Ford's first-quarter adjusted pretax profits were down 42% to $2.2 billion, dinged by a $295 million recall expense disclosed in March covering nearly a half-million vehicles with fire risks and faulty door latches. This was the second time in less than a year that safety concerns have hurt the bottom line.

Operating profits for Ford's North American operations were $2 billion in the first-quarter, down 35% compared with the same period a year ago.

Margins also slipped in the first-quarter to 8.3% in the company's core North American business, from a lofty 12.9% a year ago. While transaction prices were up $1,971 per vehicle on strong demand for Ford's heavy-duty trucks, U.S. sales fell 4% in the first quarter and market share was down.

Higher interest rates and a steady decline in used-car values are also hurting vehicle affordability among U.S. consumers and making it more difficult for auto makers to continue offering the cheap leases that helped drive the recent U.S. sales boom.

In Europe, Ford posted a pretax profit of $176 million compared with $434 million in the same year-ago period, with exchange-rate and Brexit headwinds offsetting higher sales volumes.

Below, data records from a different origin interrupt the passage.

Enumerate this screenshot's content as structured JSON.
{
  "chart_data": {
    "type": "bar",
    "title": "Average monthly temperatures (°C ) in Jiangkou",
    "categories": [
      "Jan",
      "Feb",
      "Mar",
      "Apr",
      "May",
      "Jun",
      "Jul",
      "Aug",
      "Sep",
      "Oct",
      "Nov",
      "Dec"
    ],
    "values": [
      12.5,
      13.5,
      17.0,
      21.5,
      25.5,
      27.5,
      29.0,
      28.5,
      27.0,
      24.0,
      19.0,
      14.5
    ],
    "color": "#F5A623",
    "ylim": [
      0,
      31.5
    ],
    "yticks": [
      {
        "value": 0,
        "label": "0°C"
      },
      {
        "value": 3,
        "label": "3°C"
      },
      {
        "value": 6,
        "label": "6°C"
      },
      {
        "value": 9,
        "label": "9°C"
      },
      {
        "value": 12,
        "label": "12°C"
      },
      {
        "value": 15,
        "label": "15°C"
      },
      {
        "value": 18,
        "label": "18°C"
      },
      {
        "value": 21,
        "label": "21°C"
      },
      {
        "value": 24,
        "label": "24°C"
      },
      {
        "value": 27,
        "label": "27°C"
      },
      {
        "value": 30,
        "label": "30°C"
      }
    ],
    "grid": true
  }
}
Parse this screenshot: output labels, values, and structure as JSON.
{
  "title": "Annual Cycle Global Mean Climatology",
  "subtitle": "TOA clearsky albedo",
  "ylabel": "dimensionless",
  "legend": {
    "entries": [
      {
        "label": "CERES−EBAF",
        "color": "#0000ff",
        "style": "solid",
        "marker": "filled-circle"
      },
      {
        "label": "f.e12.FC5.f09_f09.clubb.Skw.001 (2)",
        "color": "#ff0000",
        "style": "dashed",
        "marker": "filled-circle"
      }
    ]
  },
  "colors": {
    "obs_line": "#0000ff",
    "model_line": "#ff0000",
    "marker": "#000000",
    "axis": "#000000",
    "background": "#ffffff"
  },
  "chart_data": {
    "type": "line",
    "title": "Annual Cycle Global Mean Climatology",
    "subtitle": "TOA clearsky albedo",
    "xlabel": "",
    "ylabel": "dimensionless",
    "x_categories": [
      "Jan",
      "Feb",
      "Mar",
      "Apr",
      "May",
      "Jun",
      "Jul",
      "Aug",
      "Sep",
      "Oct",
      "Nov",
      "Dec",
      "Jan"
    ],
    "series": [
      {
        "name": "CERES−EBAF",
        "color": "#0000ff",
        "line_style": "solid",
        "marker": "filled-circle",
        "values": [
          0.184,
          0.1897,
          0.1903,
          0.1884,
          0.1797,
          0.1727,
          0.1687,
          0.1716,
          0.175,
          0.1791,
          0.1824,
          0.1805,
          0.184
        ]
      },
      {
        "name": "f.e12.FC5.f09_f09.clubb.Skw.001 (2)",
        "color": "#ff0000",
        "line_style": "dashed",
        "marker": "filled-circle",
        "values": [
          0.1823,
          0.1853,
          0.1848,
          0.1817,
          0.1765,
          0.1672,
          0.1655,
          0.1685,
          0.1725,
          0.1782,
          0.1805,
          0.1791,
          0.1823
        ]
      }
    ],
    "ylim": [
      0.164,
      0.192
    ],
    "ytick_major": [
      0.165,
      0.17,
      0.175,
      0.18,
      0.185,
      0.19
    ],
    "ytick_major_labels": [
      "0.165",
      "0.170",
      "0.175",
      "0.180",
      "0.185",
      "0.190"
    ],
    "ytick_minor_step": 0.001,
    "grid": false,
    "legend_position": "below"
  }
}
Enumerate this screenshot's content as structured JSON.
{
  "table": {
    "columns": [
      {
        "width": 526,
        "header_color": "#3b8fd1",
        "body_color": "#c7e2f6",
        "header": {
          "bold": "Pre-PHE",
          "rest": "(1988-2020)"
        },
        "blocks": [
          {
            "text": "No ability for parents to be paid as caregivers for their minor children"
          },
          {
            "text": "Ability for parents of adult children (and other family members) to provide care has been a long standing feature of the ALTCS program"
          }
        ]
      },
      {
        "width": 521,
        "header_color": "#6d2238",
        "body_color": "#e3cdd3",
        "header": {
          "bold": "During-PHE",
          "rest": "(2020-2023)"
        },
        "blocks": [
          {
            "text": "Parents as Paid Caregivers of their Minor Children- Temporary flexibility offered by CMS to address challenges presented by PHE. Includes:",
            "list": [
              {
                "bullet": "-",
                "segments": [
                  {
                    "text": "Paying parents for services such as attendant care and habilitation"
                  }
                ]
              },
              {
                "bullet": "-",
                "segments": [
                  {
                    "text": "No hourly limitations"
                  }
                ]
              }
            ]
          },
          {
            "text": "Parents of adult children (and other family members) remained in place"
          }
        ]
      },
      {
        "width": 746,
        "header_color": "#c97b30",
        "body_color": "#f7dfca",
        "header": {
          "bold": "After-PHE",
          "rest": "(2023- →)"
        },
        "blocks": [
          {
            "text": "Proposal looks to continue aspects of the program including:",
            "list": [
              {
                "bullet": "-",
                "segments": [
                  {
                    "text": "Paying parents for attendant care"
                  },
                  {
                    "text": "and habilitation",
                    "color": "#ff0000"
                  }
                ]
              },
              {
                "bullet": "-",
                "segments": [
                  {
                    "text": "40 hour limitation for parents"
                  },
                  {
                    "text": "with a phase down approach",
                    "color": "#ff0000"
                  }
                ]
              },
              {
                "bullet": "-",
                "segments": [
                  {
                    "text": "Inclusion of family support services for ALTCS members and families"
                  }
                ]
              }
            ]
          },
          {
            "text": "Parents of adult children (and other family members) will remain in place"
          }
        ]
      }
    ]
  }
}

In Asia Pacific, Ford recorded a $124 million operating profit, down from $220 million a year ago, as the auto maker continued to struggle with cooling new-car demand and the expiration of a tax subsidy on small-engine vehicles last year.

Ford's operating loss in South America continued, with the auto maker reporting $244 million in red ink for the just-ended quarter, compared with $256 in the same year-ago period.